Эта длинная, тесная улочка выходила на авеню Карно — один из многих проспектов, расходящихся лучами от Триумфальной арки на площади Этуаль. В доме номер семнадцать, в пансионе мадам Миттон, сняли Суриковы квартиру из трех комнат, и Елизавета Августовна с удовольствием принялась за хозяйство, покупая провизию в маленьких парижских лавочках и стряпая завтраки и обеды на газовой плите в крошечной кухне.
Ей все нравилось в Париже. Овощные лавочки, с выставленными наружу лотками редиса, спаржи, артишоков, сельдерея, и мясные, с аккуратно разделанными для приготовления блюд сортами мяса, и маленькие булочные-кондитерские, где покупателя ошеломлял запах свежего хлеба и аромат миндаля и ванили от выставок пирожных. И вообще Елизавета Августовна так легко вошла в парижские будни, словно прожила здесь всю жизнь. Вот и сейчас ее не было дома— ушла за покупками.
Сидя в спальне за небольшим секретером, Василий Иванович запечатывал письмо в Сибирь. Он был в пальто и шляпе. За высокими, от пола до потолка, окнами сиял холодный, ноябрьский день. Василий Иванович смотрел на узор чугунной решетки, загораживавшей окно снаружи. «У нас бы давным-давно эти окна замазали. Не окна — ворота!» — думал он, ежась от холодной струйки воздуха, что, как лезвие ножа, прорезалась сквозь щель окна. Камин столовой равнодушно зиял пустым черным квадратом — хозяйка экономила топливо на зимний сезон. Василий Иванович вспомнил радушное тепло московских печей, несравненный запах бересты, оттаявших поленцев, сложенных в горку возле топки. Он поглядел на полысевший от времени бобрик, которым были обтянуты полы их квартиры, на мягкую, отделанную шнурами и кистями мебель, приютившуюся в углу спальни, и все это показалось ему неуютным и чужим. Вдруг страстно захотелось на родину.
Прямо перед собой, в раскрытую дверь столовой, он видел, как дочери, завернувшись в шали и укрывшись пледом, удобно расположились в глубоком кресле. Они играли в путешествие. Ехали в воображаемом экипаже, качаясь, подпрыгивая и без умолку тараторя. Пятилетняя Оля держала на коленях стопку журналов, а трехлетняя Лена прижимала к себе новую парижскую куклу — Веру. Громадный воздушный шар метался в ногах у девочек. На нем белыми буквами было написано: «Лувр».

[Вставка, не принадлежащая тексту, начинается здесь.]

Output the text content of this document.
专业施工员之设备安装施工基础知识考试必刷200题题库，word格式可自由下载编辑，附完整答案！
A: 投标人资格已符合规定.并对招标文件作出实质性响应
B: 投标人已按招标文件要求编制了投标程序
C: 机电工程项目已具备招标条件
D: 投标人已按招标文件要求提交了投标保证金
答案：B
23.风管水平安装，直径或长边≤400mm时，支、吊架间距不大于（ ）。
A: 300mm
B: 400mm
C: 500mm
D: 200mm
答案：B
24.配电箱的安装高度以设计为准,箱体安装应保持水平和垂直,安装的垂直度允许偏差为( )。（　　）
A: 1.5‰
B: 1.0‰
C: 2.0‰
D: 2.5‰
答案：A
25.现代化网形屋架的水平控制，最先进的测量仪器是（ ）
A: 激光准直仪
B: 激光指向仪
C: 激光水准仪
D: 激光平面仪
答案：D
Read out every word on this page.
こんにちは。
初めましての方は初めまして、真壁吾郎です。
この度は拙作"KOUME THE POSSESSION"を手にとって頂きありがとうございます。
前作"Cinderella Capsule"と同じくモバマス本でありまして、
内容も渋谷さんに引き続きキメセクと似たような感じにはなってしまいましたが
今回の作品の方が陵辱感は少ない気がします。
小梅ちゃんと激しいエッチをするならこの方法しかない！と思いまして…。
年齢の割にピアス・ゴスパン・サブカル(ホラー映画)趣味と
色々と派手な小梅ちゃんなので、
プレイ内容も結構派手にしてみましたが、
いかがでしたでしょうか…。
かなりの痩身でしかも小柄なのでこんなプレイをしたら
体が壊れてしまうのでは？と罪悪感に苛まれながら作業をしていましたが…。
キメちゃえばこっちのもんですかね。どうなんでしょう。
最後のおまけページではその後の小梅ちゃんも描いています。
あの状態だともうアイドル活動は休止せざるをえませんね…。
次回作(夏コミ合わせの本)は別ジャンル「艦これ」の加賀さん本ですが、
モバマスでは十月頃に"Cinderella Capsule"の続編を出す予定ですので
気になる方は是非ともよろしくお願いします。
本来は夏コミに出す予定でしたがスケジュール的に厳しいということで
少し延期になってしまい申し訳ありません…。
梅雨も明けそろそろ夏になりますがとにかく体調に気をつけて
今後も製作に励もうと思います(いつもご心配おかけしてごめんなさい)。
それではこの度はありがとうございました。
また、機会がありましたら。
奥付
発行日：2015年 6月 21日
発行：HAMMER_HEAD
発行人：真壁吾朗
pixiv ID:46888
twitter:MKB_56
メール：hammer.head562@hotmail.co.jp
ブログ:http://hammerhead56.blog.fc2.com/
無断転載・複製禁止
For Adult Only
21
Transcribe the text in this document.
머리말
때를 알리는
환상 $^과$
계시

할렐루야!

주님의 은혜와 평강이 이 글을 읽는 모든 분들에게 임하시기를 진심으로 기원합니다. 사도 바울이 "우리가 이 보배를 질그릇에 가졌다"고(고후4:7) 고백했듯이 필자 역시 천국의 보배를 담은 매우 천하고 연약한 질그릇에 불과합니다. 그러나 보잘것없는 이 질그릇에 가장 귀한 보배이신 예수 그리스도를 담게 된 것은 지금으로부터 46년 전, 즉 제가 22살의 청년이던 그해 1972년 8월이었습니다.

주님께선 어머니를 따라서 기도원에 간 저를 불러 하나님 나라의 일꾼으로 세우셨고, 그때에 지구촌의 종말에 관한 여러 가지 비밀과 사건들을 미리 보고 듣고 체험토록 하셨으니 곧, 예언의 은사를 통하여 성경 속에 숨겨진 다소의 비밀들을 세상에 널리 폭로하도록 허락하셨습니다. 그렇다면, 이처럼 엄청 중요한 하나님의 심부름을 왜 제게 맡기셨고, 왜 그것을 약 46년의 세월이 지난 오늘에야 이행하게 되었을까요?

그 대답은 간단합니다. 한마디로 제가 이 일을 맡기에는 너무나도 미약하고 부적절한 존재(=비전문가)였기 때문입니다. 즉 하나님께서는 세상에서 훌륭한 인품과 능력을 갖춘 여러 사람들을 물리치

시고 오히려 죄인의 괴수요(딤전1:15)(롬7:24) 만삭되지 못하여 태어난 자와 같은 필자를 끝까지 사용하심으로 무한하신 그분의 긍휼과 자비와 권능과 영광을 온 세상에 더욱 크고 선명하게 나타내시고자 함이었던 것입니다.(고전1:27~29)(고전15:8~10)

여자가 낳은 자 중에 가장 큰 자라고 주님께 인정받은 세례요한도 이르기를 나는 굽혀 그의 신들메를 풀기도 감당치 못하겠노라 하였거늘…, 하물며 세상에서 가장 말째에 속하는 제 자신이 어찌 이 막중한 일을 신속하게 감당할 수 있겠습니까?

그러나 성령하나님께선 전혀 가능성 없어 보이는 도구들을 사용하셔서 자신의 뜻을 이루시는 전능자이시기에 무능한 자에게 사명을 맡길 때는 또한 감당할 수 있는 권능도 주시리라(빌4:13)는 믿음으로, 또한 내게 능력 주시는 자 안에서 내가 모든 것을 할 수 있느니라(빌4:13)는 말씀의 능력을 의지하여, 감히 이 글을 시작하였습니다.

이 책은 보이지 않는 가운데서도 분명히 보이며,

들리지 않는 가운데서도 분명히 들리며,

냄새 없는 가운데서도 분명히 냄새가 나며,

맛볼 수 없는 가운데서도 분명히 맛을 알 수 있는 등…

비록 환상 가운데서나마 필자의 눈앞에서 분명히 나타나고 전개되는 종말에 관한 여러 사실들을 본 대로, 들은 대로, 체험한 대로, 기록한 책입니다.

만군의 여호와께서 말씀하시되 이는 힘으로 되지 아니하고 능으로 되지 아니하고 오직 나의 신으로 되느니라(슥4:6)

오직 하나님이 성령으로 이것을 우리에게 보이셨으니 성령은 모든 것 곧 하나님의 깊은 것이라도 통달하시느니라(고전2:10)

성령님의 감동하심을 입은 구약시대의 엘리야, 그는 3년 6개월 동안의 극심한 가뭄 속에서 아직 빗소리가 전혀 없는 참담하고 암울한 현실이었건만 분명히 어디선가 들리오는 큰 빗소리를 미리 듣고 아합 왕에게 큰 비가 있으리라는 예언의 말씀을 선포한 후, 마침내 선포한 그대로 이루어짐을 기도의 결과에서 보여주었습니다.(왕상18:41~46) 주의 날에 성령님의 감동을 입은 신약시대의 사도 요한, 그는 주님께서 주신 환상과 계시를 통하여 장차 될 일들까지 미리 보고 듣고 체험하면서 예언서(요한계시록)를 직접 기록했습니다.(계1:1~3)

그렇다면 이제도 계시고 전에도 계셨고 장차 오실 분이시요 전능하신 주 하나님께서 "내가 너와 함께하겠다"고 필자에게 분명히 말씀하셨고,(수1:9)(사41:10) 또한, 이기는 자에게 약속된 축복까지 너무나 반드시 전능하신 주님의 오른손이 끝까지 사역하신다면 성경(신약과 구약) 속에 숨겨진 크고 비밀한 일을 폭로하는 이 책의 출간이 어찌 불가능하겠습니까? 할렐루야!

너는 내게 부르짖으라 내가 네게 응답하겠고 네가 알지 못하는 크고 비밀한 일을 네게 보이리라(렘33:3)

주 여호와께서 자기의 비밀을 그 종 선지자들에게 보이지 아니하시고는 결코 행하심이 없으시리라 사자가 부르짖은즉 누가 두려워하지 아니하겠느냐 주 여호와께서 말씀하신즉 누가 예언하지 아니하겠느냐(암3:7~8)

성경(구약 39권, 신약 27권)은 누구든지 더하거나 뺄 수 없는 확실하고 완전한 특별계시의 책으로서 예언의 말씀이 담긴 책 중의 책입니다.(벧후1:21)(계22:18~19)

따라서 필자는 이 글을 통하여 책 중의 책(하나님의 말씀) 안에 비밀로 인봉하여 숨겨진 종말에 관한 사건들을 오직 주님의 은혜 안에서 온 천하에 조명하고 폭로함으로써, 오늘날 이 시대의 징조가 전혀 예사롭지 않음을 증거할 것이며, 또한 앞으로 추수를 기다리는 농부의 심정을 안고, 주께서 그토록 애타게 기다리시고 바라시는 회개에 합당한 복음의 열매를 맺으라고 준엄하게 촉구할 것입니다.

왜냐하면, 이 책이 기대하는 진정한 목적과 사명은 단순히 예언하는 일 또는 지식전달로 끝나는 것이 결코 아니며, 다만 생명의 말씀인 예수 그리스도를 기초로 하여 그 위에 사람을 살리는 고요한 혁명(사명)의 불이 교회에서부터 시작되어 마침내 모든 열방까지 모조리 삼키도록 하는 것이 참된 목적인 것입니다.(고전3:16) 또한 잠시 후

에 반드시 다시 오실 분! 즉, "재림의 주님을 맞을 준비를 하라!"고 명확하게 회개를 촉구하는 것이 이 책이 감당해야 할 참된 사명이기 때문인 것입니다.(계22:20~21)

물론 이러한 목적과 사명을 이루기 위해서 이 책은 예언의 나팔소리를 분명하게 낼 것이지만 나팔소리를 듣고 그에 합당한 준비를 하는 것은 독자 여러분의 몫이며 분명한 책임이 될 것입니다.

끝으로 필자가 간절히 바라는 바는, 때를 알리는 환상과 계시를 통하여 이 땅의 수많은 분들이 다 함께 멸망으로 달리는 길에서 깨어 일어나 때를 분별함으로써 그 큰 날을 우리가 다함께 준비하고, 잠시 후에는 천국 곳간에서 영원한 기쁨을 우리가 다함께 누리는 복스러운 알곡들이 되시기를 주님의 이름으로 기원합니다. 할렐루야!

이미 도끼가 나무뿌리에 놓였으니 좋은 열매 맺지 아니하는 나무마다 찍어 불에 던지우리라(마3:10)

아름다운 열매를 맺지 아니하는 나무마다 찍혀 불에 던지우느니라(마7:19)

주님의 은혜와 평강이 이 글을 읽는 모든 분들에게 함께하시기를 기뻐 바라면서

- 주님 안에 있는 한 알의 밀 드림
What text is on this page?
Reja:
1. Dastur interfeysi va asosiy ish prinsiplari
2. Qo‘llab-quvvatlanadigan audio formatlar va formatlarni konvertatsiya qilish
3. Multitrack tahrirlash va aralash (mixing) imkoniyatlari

«Как они быстро привыкают ко всему. Всюду они дома», — думал Суриков, слушая болтовню, которая никогда и нигде ему не мешала. «Какие душечки! Ишь хлопочут, едут куда-то!» Ему вдруг захотелось их нарисовать. Он достал из-под крышки секретера блок, раскрыл ящичек с акварелью, налил из громадного кувшина воды в стакан и незаметно включился в жизнь своих дочерей.
Девочки, с пеленок привыкшие к тому, что если отец взял в руку карандаш или кисть, то все вокруг сразу должно подчиняться только ей — этой кисти, мгновенно перестали вертеться и только переглядывались и перешептывались.
Так сидели они все трое, священнодействуя, пока карандаш рисовал две детские фигурки на ноздреватой поверхности листа, а послушная кисть, окунаясь в воду, смешивала цвета. Краски быстро впитывались в бумагу, оставляя белыми воротнички, ложась голубыми тенями под подбородками. Они расплывались в румянце на щеке Оли до самого курносого беленького носика, они отражали в шаре сплющенным и искаженным высокое окно. Это было волшебство!